My little boy became an adult today and did me and his owner proud  
He final ed in 4 of the 6 rings and is now know as
*Grand Champion alter, Mazpahs Mystic Magwi *   
I'm sooooooo proud of this lovely boy!and Karen his owner  
It was great to see Kat, Lyn Rich, and Ray and so many other friends
it was a great day at Tica!!!!!


----------



## Biawhiska (Mar 28, 2008)

Weldone.


----------



## Emstarz (May 20, 2008)

Well done May!!
and congratulations 
GRAND CHAMPION ALTER, MAZPAHS MYSTIC MAGWI 

You must be ever so proud!

Emily


----------



## Toby & Darwin (May 26, 2008)

Congratulations, you must be very proud of him.

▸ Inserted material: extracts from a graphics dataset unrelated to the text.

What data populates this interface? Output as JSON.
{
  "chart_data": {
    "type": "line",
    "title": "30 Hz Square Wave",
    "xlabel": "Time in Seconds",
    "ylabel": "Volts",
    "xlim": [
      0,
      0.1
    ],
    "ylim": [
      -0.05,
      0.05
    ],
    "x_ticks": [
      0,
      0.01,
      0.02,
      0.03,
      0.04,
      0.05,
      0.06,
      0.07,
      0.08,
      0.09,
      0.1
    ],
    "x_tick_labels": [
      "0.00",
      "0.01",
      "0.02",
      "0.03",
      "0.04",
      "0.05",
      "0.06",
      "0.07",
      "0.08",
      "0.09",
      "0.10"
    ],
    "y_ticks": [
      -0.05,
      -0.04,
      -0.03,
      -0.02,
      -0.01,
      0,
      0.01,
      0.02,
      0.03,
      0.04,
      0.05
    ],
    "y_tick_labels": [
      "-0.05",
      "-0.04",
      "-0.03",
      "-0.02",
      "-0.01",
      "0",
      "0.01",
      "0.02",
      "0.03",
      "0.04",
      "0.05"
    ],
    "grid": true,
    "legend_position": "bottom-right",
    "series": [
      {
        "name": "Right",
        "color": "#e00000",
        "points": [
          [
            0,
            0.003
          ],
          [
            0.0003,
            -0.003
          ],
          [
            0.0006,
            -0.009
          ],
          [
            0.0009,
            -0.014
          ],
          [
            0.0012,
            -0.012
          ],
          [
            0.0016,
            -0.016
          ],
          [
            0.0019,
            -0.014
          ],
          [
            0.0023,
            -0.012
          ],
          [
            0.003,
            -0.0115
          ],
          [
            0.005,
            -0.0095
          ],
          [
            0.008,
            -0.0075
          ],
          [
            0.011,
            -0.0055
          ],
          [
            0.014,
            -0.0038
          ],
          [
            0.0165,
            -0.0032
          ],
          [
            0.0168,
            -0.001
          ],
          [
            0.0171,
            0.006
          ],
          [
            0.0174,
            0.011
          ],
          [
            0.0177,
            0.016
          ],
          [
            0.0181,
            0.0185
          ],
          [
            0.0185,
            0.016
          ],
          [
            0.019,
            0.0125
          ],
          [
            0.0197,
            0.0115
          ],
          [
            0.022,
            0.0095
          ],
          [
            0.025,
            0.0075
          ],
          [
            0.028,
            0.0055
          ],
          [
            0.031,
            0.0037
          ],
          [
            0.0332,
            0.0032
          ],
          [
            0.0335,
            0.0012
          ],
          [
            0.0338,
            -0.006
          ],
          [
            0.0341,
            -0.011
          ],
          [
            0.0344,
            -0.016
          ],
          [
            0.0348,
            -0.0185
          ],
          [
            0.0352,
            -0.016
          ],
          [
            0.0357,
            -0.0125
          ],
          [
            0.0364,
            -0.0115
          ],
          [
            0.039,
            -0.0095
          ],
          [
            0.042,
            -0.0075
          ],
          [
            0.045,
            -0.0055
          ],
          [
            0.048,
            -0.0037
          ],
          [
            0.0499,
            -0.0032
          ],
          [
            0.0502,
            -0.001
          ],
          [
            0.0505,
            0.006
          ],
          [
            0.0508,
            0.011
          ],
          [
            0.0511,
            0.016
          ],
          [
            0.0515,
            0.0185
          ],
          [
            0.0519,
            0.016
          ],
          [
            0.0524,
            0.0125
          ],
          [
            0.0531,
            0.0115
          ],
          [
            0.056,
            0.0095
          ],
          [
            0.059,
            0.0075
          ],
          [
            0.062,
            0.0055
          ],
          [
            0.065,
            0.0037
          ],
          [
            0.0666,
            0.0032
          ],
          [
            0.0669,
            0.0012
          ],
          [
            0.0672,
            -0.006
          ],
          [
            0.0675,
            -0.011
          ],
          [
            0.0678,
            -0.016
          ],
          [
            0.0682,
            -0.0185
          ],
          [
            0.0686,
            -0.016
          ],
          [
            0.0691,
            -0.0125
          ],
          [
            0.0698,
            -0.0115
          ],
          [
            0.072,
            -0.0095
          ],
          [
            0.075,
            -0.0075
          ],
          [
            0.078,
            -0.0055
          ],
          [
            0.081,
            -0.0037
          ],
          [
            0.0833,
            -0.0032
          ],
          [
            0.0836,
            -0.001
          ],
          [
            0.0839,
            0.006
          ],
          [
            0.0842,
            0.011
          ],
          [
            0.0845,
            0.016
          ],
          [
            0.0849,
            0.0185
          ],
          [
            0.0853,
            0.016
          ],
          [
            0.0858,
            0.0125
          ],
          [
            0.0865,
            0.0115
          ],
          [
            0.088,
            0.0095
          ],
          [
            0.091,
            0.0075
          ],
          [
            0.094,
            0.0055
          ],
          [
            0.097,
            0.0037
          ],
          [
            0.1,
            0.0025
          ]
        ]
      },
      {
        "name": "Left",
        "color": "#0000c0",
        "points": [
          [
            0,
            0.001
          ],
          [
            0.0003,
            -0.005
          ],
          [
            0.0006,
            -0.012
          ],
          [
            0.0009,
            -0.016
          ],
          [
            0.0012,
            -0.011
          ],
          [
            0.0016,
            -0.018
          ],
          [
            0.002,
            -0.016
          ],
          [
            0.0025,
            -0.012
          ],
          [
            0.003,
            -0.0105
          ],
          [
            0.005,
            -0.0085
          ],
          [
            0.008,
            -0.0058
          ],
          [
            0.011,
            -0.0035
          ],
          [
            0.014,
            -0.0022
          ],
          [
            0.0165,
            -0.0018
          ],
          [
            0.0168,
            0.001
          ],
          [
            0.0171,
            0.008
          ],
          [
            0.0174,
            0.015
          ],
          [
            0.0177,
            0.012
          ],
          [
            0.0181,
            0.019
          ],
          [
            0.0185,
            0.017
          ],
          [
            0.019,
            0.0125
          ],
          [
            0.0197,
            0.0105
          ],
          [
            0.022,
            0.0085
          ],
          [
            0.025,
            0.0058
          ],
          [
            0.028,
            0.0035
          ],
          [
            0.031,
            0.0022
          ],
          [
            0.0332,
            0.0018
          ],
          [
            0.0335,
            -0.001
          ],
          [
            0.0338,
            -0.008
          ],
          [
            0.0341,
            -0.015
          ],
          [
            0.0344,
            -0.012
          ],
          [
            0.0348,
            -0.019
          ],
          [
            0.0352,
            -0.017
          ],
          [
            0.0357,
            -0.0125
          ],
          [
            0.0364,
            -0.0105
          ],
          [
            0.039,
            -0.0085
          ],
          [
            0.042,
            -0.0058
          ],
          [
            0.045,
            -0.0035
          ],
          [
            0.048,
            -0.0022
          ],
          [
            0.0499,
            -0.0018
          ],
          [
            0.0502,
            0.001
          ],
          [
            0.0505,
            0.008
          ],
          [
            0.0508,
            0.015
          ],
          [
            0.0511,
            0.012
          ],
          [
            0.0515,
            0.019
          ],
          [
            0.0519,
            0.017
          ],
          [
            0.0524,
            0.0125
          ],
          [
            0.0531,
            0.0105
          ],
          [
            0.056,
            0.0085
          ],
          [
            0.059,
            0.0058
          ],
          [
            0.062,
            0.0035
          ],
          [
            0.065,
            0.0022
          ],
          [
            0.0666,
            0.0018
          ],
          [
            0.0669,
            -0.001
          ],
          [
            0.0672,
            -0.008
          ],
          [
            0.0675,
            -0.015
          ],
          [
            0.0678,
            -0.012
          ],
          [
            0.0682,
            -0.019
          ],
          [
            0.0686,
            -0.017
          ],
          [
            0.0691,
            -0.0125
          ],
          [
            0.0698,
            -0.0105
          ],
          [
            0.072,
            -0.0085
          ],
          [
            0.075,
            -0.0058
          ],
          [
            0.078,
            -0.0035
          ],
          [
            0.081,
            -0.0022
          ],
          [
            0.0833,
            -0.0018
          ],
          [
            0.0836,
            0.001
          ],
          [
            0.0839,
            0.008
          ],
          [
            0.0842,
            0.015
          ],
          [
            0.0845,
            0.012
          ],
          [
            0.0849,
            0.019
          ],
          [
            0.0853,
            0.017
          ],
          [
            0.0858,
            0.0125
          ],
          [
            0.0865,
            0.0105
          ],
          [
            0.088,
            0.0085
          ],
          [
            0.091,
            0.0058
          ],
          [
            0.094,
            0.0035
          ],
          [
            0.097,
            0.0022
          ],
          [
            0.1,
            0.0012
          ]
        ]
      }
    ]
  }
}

I have just looked on your website, he is a stunner!!!!

Well done 
xx


----------



## Debbie (Nov 10, 2007)

Congrats to you all 
Such a good feeling for you and he is a real stunner


----------



## Selk67U2 (May 5, 2008)

*Woo Hoo, well done May

"Congratulations" to GRAND CHAMPION ALTER, MAZPAHS MYSTIC MAGWI and his owner Karen*


----------



## minnie (Feb 14, 2008)

congratulations you must be sooo proud


----------



## Siamese Kelly (Jan 6, 2008)

*WOWWHAT A FANTASTIC END TO BEING A KITTEN AND A WONDERFUL START INTO ADULTHOOD,THIS AMAZINGLY HANDSOME YOUNG HAVANA LAD-SO ABSOLUTLEY DESERVES HIS TITLE OF TICA GRAND CHAMPION*


----------



## may (Nov 2, 2007)

Thanks to you all 
I'm over the moon!!


----------



## Kay73 (Mar 26, 2008)

well done ,


----------



## Schimmel (May 17, 2008)

Huge congratulations May  

I'm delighted for you mate, Gizmo is a wonderful boy and he has Nic's length and muscular body and great looks, (and his mother and grandmother's great eye colour). He is truly a credit to your breeding mate and I hope to have the pleasure of meeting him again at another TICA show


----------



## trish1200 (Mar 24, 2008)

Congratulations May


----------



## JANICE199 (Feb 1, 2008)

WOW!!! you must be SO proud. beautiful looking cats


----------



## Saynamore (Feb 28, 2008)

Many Congrats to all concerned! (doing big claps )

Without wanting to sound like a right numpty, what does 'alter' mean  (Never shown tica)


----------



## Schimmel (May 17, 2008)

An Alter is the equivalent of a GCCF Premier status i.e. Alter means Neuter.


----------



## Saynamore (Feb 28, 2008)

Aha, thought it might be same as premier, thanks for the confirmation


----------